This week our Chief Economist took a deep dive into the numbers to examine the current health crisis versus the housing crisis of 2008.
The reason why? People wonder if we are going to have another housing meltdown nationally and going to see foreclosures and short sales dramatically increase.
It turns out that the numbers show that today’s housing environment is quite different than 2007, right before the housing bubble burst.
Specifically, homeowners are in a vastly different situation with their mortgage compared to the pre-Great Recession’s housing meltdown.
In addition to much higher credit scores and much higher amounts of equity compared to 2007, the most significant difference today is in the amount of ARM mortgages.
Back in years leading up to the housing bubble, Adjustable Rate Mortgages were very prevalent. In 2007 there were just under 13 million active adjustable rate loans, today there are just over 3 million.

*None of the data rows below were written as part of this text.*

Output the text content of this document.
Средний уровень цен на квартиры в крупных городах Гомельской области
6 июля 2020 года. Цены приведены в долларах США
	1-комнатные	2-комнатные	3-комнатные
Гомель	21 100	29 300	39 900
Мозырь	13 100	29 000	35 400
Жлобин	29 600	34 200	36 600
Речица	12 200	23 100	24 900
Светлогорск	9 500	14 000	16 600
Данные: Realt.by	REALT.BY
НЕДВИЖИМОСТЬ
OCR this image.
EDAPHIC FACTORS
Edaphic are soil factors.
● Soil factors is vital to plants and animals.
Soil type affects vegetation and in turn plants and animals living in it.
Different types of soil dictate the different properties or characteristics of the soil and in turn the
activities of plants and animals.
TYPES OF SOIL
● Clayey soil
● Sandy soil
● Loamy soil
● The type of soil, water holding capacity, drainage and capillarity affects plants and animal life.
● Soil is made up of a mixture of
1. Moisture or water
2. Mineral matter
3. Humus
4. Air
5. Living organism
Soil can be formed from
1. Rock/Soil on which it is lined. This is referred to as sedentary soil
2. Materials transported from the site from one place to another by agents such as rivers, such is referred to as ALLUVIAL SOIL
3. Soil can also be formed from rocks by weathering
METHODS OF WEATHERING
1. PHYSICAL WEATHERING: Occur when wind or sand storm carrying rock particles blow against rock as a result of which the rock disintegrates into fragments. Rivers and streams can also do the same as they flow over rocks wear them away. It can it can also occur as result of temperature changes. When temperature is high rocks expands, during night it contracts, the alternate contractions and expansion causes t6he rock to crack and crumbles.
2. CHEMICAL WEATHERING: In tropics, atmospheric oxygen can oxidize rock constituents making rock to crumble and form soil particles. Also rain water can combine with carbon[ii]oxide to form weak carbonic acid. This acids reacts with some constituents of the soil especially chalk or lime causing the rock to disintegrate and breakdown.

The number of those ARMs that would reset within three years was 5 million in 2007 compared to only 320,000 today.
It’s those Adjustable Rate loans resetting to a higher monthly payment that caused such a big part of the housing crisis back in 2008 to 2010.
Back then not only was people’s employment impacted, but many were facing increased monthly mortgage payments.
That’s why there were so many foreclosures and short sales in 2008 to 2010.
That is not the case today and one of many reasons why we don’t foresee a housing meltdown.